Officially, however, it is thought to be only a matter of ‘when’ rather than ‘if’ construction goes ahead. The promoters are thought to be seeking investors overseas, most likely in China and the United States.
One of the project-aproved sites, comprising 230 hectares, is currently being offered for sale at €115 million.
Despite previous claims to the contrary, it seems that no environmental impact studies have ever been carried out in the area - or perhaps were even required - not that environmental impact studies are ever entirely independent and impartial anyway.
Concerned local residents say that in an area of such unique geological importance, with biodiversity which can no longer be found elsewhere along the now heavily urbanised Algarve coast, it should be of the utmost importance that a proper impartial environmental assessment be sought by the government before irreparable damage is done.
The projects were accepted by the relevant authorities in Lisbon and Faro as well as Lagoa in the belief that they would create jobs and be of considerable economic benefit. Although it has never been explicitly explained who would benefit, the projects could be expected to generate profits for investors, national or international construction companies and resort operators, as well as taxes for the local municipality.

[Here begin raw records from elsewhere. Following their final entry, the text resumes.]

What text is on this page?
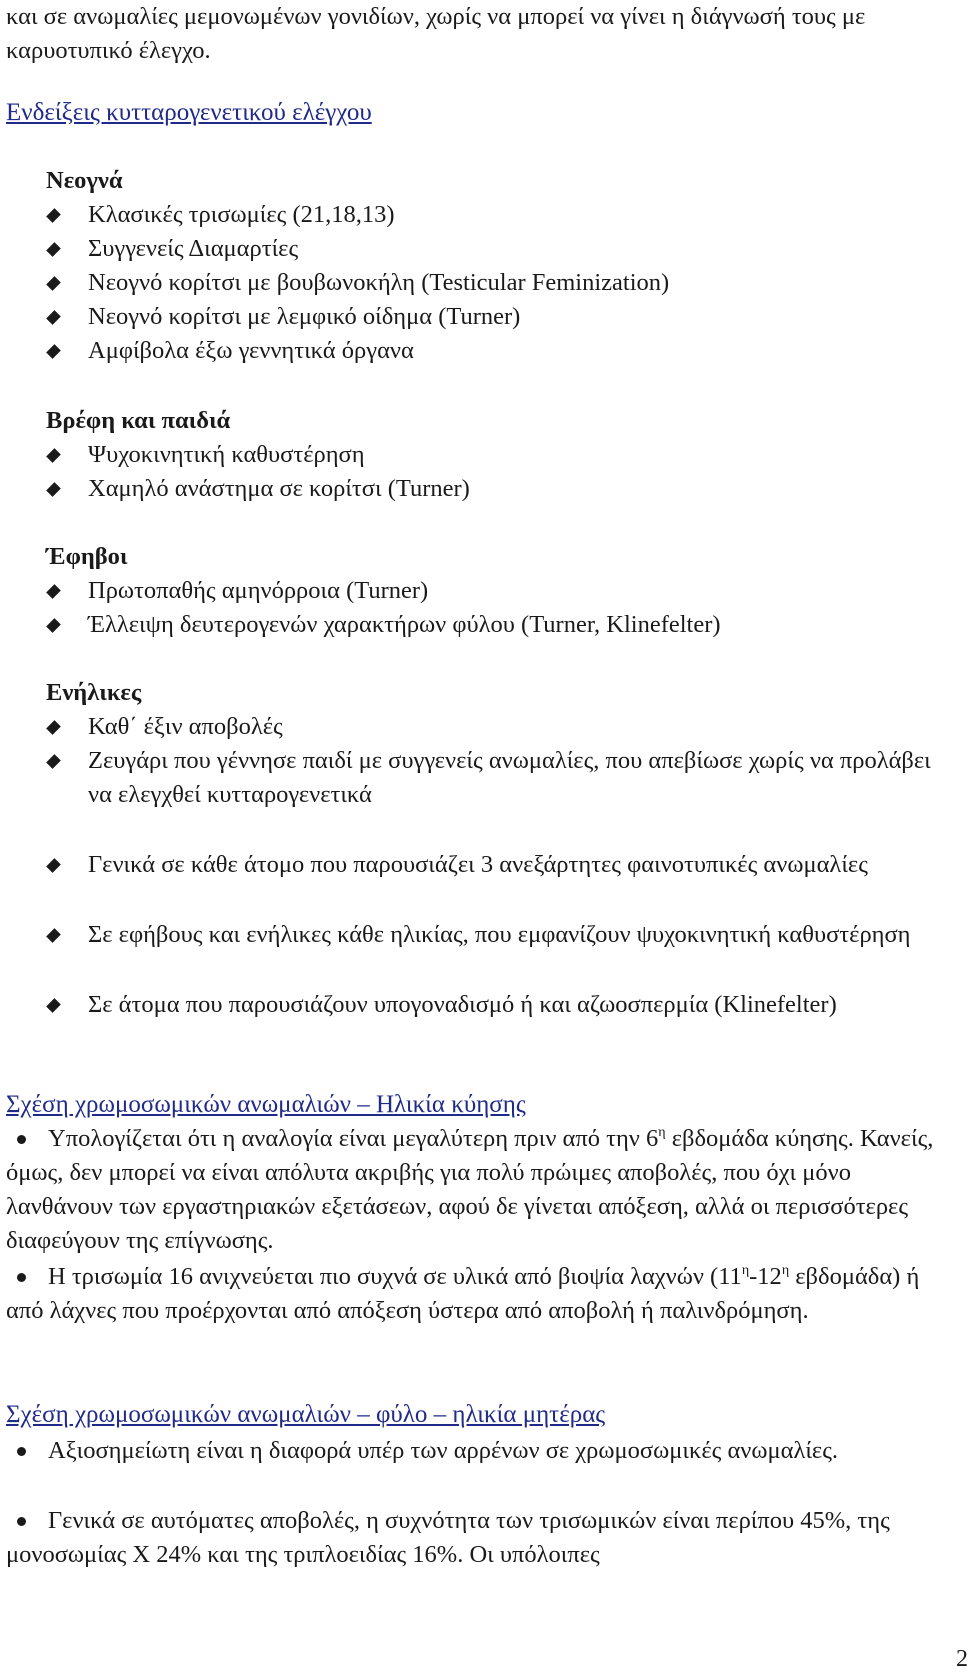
και σε ανωμαλίες μεμονωμένων γονιδίων, χωρίς να μπορεί να γίνει η διάγνωσή τους με καρυοτυπικό έλεγχο.

Ενδείξεις κυτταρογενετικού ελέγχου

Νεογνά

Κλασικές τρισωμίες (21,18,13)

Συγγενείς Διαμαρτίες

Νεογνό κορίτσι με βουβωνοκήλη (Testicular Feminization)

Νεογνό κορίτσι με λεμφικό οίδημα (Turner)

Αμφίβολα έξω γεννητικά όργανα

Βρέφη και παιδιά

Ψυχοκινητική καθυστέρηση

Χαμηλό ανάστημα σε κορίτσι (Turner)

Έφηβοι

Πρωτοπαθής αμηνόρροια (Turner)

Έλλειψη δευτερογενών χαρακτήρων φύλου (Turner, Klinefelter)

Ενήλικες

Καθ΄ έξιν αποβολές

Ζευγάρι που γέννησε παιδί με συγγενείς ανωμαλίες, που απεβίωσε χωρίς να προλάβει να ελεγχθεί κυτταρογενετικά

Γενικά σε κάθε άτομο που παρουσιάζει 3 ανεξάρτητες φαινοτυπικές ανωμαλίες

Σε εφήβους και ενήλικες κάθε ηλικίας, που εμφανίζουν ψυχοκινητική καθυστέρηση

Σε άτομα που παρουσιάζουν υπογοναδισμό ή και αζωοσπερμία (Klinefelter)

Σχέση χρωμοσωμικών ανωμαλιών – Ηλικία κύησης

Υπολογίζεται ότι η αναλογία είναι μεγαλύτερη πριν από την $6^\eta$ εβδομάδα κύησης. Κανείς, όμως, δεν μπορεί να είναι απόλυτα ακριβής για πολύ πρώιμες αποβολές, που όχι μόνο λανθάνουν των εργαστηριακών εξετάσεων, αφού δε γίνεται απόξεση, αλλά οι περισσότερες διαφεύγουν της επίγνωσης.

Η τρισωμία 16 ανιχνεύεται πιο συχνά σε υλικά από βιοψία λαχνών ($11^\eta-12^\eta$ εβδομάδα) ή από λάχνες που προέρχονται από απόξεση ύστερα από αποβολή ή παλινδρόμηση.

Σχέση χρωμοσωμικών ανωμαλιών – φύλο – ηλικία μητέρας

Αξιοσημείωτη είναι η διαφορά υπέρ των αρρένων σε χρωμοσωμικές ανωμαλίες.

Γενικά σε αυτόματες αποβολές, η συχνότητα των τρισωμικών είναι περίπου 45%, της μονοσωμίας Χ 24% και της τριπλοειδίας 16%. Οι υπόλοιπες

2
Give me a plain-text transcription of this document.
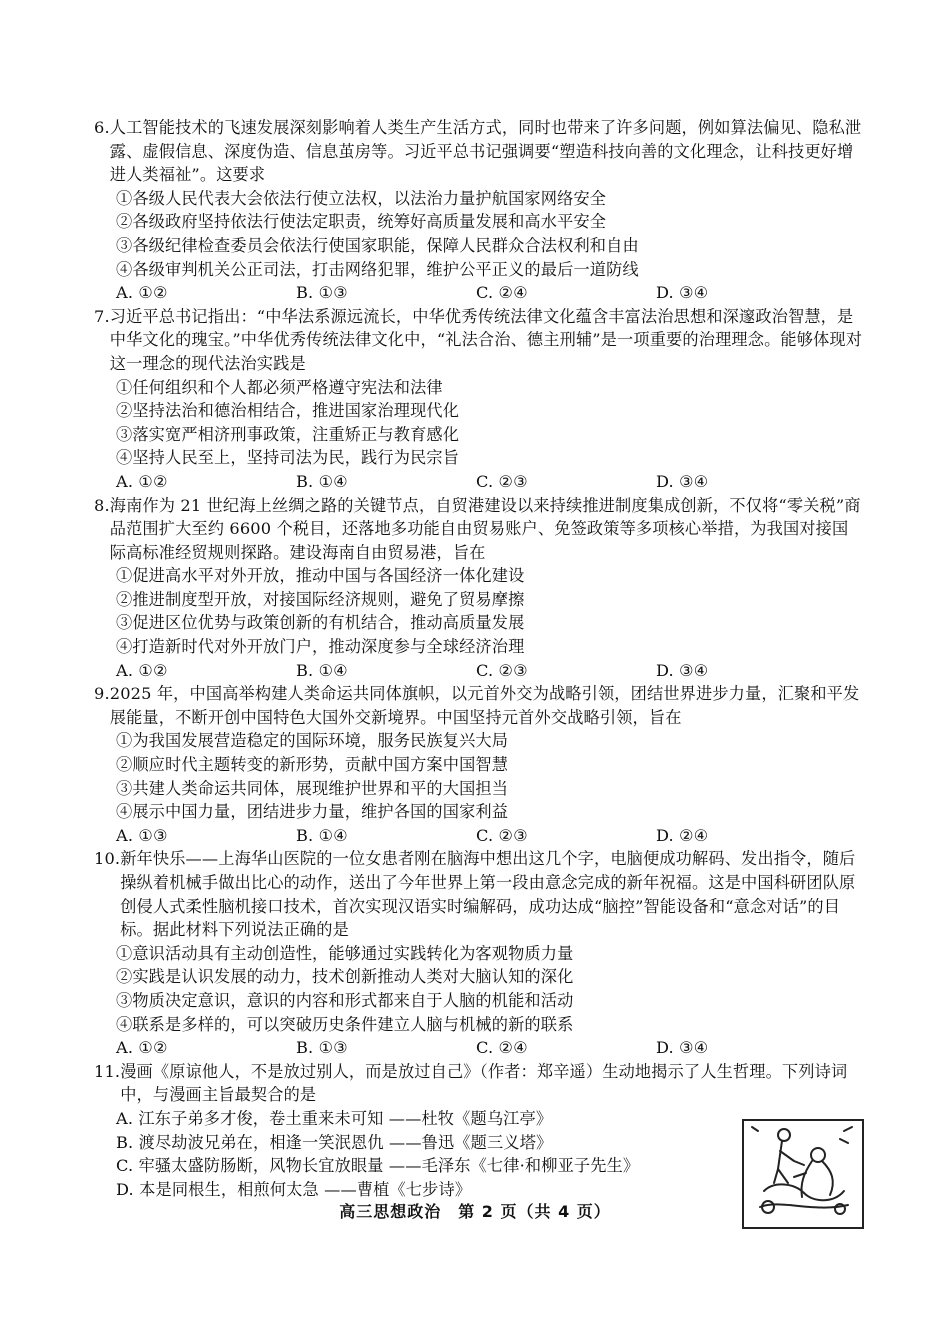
6. 人工智能技术的飞速发展深刻影响着人类生产生活方式，同时也带来了许多问题，例如算法偏见、隐私泄露、虚假信息、深度伪造、信息茧房等。习近平总书记强调要“塑造科技向善的文化理念，让科技更好增进人类福祉”。这要求
①各级人民代表大会依法行使立法权，以法治力量护航国家网络安全
②各级政府坚持依法行使法定职责，统筹好高质量发展和高水平安全
③各级纪律检查委员会依法行使国家职能，保障人民群众合法权利和自由
④各级审判机关公正司法，打击网络犯罪，维护公平正义的最后一道防线
A. ①②	B. ①③	C. ②④	D. ③④
7. 习近平总书记指出：“中华法系源远流长，中华优秀传统法律文化蕴含丰富法治思想和深邃政治智慧，是中华文化的瑰宝。”中华优秀传统法律文化中，“礼法合治、德主刑辅”是一项重要的治理理念。能够体现对这一理念的现代法治实践是
①任何组织和个人都必须严格遵守宪法和法律
②坚持法治和德治相结合，推进国家治理现代化
③落实宽严相济刑事政策，注重矫正与教育感化
④坚持人民至上，坚持司法为民，践行为民宗旨
A. ①②	B. ①④	C. ②③	D. ③④
8. 海南作为 21 世纪海上丝绸之路的关键节点，自贸港建设以来持续推进制度集成创新，不仅将“零关税”商品范围扩大至约 6600 个税目，还落地多功能自由贸易账户、免签政策等多项核心举措，为我国对接国际高标准经贸规则探路。建设海南自由贸易港，旨在
①促进高水平对外开放，推动中国与各国经济一体化建设
②推进制度型开放，对接国际经济规则，避免了贸易摩擦
③促进区位优势与政策创新的有机结合，推动高质量发展
④打造新时代对外开放门户，推动深度参与全球经济治理
A. ①②	B. ①④	C. ②③	D. ③④
9. 2025 年，中国高举构建人类命运共同体旗帜，以元首外交为战略引领，团结世界进步力量，汇聚和平发展能量，不断开创中国特色大国外交新境界。中国坚持元首外交战略引领，旨在
①为我国发展营造稳定的国际环境，服务民族复兴大局
②顺应时代主题转变的新形势，贡献中国方案中国智慧
③共建人类命运共同体，展现维护世界和平的大国担当
④展示中国力量，团结进步力量，维护各国的国家利益
A. ①③	B. ①④	C. ②③	D. ②④
10. 新年快乐——上海华山医院的一位女患者刚在脑海中想出这几个字，电脑便成功解码、发出指令，随后操纵着机械手做出比心的动作，送出了今年世界上第一段由意念完成的新年祝福。这是中国科研团队原创侵人式柔性脑机接口技术，首次实现汉语实时编解码，成功达成“脑控”智能设备和“意念对话”的目标。据此材料下列说法正确的是
①意识活动具有主动创造性，能够通过实践转化为客观物质力量
②实践是认识发展的动力，技术创新推动人类对大脑认知的深化
③物质决定意识，意识的内容和形式都来自于人脑的机能和活动
④联系是多样的，可以突破历史条件建立人脑与机械的新的联系
A. ①②	B. ①③	C. ②④	D. ③④
11. 漫画《原谅他人，不是放过别人，而是放过自己》（作者：郑辛遥）生动地揭示了人生哲理。下列诗词中，与漫画主旨最契合的是
A. 江东子弟多才俊，卷土重来未可知 ——杜牧《题乌江亭》
B. 渡尽劫波兄弟在，相逢一笑泯恩仇 ——鲁迅《题三义塔》
C. 牢骚太盛防肠断，风物长宜放眼量 ——毛泽东《七律·和柳亚子先生》
D. 本是同根生，相煎何太急 ——曹植《七步诗》
高三思想政治　第 2 页（共 4 页）
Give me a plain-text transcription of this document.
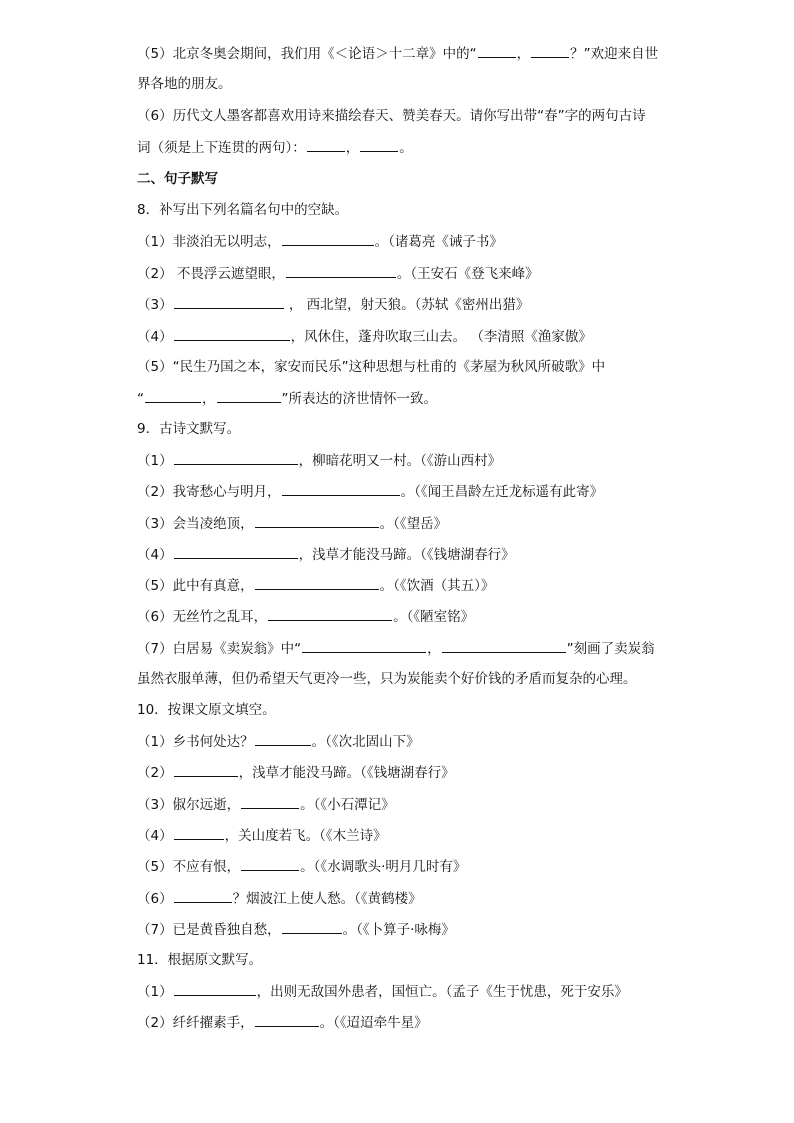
（5）北京冬奥会期间，我们用《＜论语＞十二章》中的“	，	？”欢迎来自世
界各地的朋友。
（6）历代文人墨客都喜欢用诗来描绘春天、赞美春天。请你写出带“春”字的两句古诗
词（须是上下连贯的两句）：	，	。
二、句子默写
8．补写出下列名篇名句中的空缺。
（1）非淡泊无以明志，	。（诸葛亮《诫子书》
（2） 不畏浮云遮望眼，	。（王安石《登飞来峰》
（3）	， 西北望，射天狼。（苏轼《密州出猎》
（4）	，风休住，蓬舟吹取三山去。 （李清照《渔家傲》
（5）“民生乃国之本，家安而民乐”这种思想与杜甫的《茅屋为秋风所破歌》中
“	，	”所表达的济世情怀一致。
9．古诗文默写。
（1）	，柳暗花明又一村。（《游山西村》
（2）我寄愁心与明月，	。（《闻王昌龄左迁龙标遥有此寄》
（3）会当凌绝顶，	。（《望岳》
（4）	，浅草才能没马蹄。（《钱塘湖春行》
（5）此中有真意，	。（《饮酒（其五）》
（6）无丝竹之乱耳，	。（《陋室铭》
（7）白居易《卖炭翁》中“	，	”刻画了卖炭翁
虽然衣服单薄，但仍希望天气更冷一些，只为炭能卖个好价钱的矛盾而复杂的心理。
10．按课文原文填空。
（1）乡书何处达？	。（《次北固山下》
（2）	，浅草才能没马蹄。（《钱塘湖春行》
（3）俶尔远逝，	。（《小石潭记》
（4）	，关山度若飞。（《木兰诗》
（5）不应有恨，	。（《水调歌头·明月几时有》
（6）	？烟波江上使人愁。（《黄鹤楼》
（7）已是黄昏独自愁，	。（《卜算子·咏梅》
11．根据原文默写。
（1）	，出则无敌国外患者，国恒亡。（孟子《生于忧患，死于安乐》
（2）纤纤擢素手，	。（《迢迢牵牛星》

An unsightly backdrop to this, however, is that Lagoa and other Algarve municipalities feature half-built, multi-storey blocks long abandoned and derelict. They have been eye-sores for years and look like remaining so for years to come due to the lack of sustainable guarantees for the planning and approval of project funding.
The group of homeowners suggesting that the area be turned into a nature reserve point to the ever-growing, sustainable profitability of ecotourism. It has proved so in many parts of the world in recent decades.
Ecotourism has the advantage of attracting increasing numbers of visitors all year round by appealing to other than just the sun and sand holiday crowds or winter golfers. It is more adept at providing incomes for local communities than foreign investors and would represent an overall more sustainable long-term investment for the area, allowing the natural beauty, historic heritage and eco-diversity of this unique area to be fully conserved.
Those contemplating such a nature reserve in Lagoa have no illusions it will be easy to establish. They realise too it may be a race against the time.
Our research so far, however, indicates that the area may qualify for backing from the UNESCO World Heritage organisation, hence we are seeking help from experts in the field and supporters alike,” said a spokesperson for the group.